Appalachian Power says it shouldn't have to pay punitives for man's firing

By Kelly Holleran | Aug 27, 2009

CHARLESTON – Appalachian Power Company claims it should not have to pay punitive damages to a man who filed a lawsuit against it after he says a faulty security gate arm got him fired.

Mark Webb filed a lawsuit June 15 in Kanawha Circuit Court against American Electric Power.

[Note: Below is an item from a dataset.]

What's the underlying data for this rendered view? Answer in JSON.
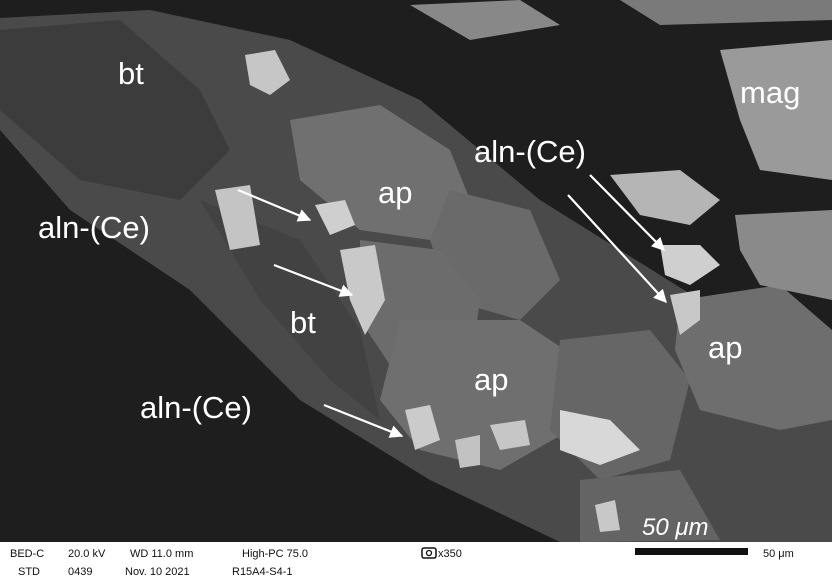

Appalachian Power Company, which says it was incorrectly identified in Webb's suit as American Electric Power, removed the case to U.S. District Court for the Southern District of West Virginia on July 16.

In his suit, Webb claims he was a dump truck driver for a company called Headwaters, Inc.

He says that on Dec. 5, 2008, he was entering an AEP property in Glasgow through a security gate.

According to his complaint, as Webb was going through the gate, the arm came down on the truck, causing minimal damage to the truck and more damage to the gate.

Webb says an employee of AEP called his employer to say they did not want Webb on AEP property again.

Because of this call, Webb says he was fired from his job.

He's seeking compensatory and punitive damages.

But Appalachian Power Company denies Webb's allegations against it andclaims it should not be required to pay any punitive damages to Webb.

"It is a violation of the Due Process and Equal Protection Clauses of the Fourteenth Amendment of the United States Constitution to impose punitive damages, which are penal in nature, against a civil defendant upon a plaintiff satisfying a burden of proof which is less than the 'beyond a reasonable doubt' burden of proof required in criminal cases," the electric company's answer to Webb's complaint says.

In addition, Appalachian Power Company blames Webb and other intervening acts for causing his termination.

"If Plaintiff suffered from any of the damages alleged in the Complaint, such damages were caused solely by conduct of persons, firms and/or corporations other than APCo," its answer says. "APCO cannot be held liable for the acts or omissions of such persons, firms or corporations."

In its answer, Appalachian Power Company is asking the court to rule it is not liable for any of Webb's damages and is asking the court to dismiss the case with prejudice , awarding the company costs and attorney's fees.

J. Michael Ranson, Cynthia M. Ranson and George B. Morrone are representing Webb.

Brian R. Swiger and Matthew S. Casto of Jackson Kelly in Charleston are representing Appalachian Power Company.